🔢 CausalIQ Data Project¶
The CausalIQ Data project provides the data-related capabilities that causal discovery requires. These are:
- data import and caching - data can be imported from standard tabular formats (comma-separated variables) and cached for high performance
- graph scoring - provide graph score derived from the data which is the objective function used by score-based structure learning algorithms. This is based upon how likely the data is to be seen for a given graph, typically modified by a penalty for complex graphs (e.g. BIC score), or modified by a prior belief about the graph strcuture (e.g. BDeu score)
- independence tests - used to determine conditional independence tests which are intrinsic to the operataion of constraint-based structure learning algorithms.
Quick Links:
- 📖 Full Documentation
- 💻 Repository
- 🚀 Quick Start - coming soon
Upcoming Key Innovations¶
🧩 Plugin Architecture¶
- use by third-party software - ability to use these data capabilities in third party structure learning algorithms so that comparisons are based on a common scoring or conditional independence framework, and performance optimisations speed up third-party algorithms.
🏛️ Stability Integration¶
- Stable scores - stable resolution of equal-score situations for unstable algorithms e.g. Tabu
🧠 LLM-assisted Causal Discovery¶
- Data values - Data values and variable names may provide part of the context for LLM-assisted causal discovery
- Knowledge integration - incorporation of LLM and human expertise in scores and priors via the CausalIQ Knowledge package.
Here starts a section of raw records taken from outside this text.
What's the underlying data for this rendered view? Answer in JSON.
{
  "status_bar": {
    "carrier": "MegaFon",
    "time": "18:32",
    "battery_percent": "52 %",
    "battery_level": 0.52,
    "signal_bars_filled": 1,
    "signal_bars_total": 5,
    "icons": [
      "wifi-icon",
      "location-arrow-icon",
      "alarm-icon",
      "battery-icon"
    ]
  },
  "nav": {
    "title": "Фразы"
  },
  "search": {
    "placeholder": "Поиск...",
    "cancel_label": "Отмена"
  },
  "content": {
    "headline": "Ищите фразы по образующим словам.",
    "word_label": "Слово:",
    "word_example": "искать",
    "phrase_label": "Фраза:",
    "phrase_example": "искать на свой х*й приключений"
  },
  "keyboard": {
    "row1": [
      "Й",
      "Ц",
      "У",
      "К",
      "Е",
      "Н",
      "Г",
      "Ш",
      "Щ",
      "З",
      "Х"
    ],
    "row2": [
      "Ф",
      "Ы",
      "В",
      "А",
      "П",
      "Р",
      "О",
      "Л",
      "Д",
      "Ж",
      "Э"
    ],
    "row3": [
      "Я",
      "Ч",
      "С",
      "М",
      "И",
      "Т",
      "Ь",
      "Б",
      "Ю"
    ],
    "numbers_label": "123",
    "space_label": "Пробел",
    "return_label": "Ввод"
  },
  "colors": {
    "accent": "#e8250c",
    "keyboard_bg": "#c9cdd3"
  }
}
- Relationship explanations: Natural language descriptions of relationships in data
⚡Optimised Performance¶
- GPU Data provider - support for optimised data handling on GPU hardware
- Intelligent data scanning - reduce number of full-row data scans
🎲 Enhanced Distribution Support¶
- Mixed Types: scores and independence tests that support mixtures of continuous and categorical variables
Integration with CausalIQ Ecosystem¶
- 🔍 CausalIQ Discovery makes use of this package to provide objective functions and conditional independence tests for structure learning algorithms.
- 🧪 CausalIQ Analysis uses score functions as part of the evaluation of learnt graphs.
- 💎 CausalIQ Core makes use of the BNFit interface to estimate parameters based on data.
- 🤖 CausalIQ Workflow uses the in-memory randomisation of this package for stability experiments.
CausalIQ Data represents the foundational data processing layer that enables robust, high-performance causal discovery through optimized scoring functions, conditional independence testing, and seamless integration across the entire CausalIQ ecosystem.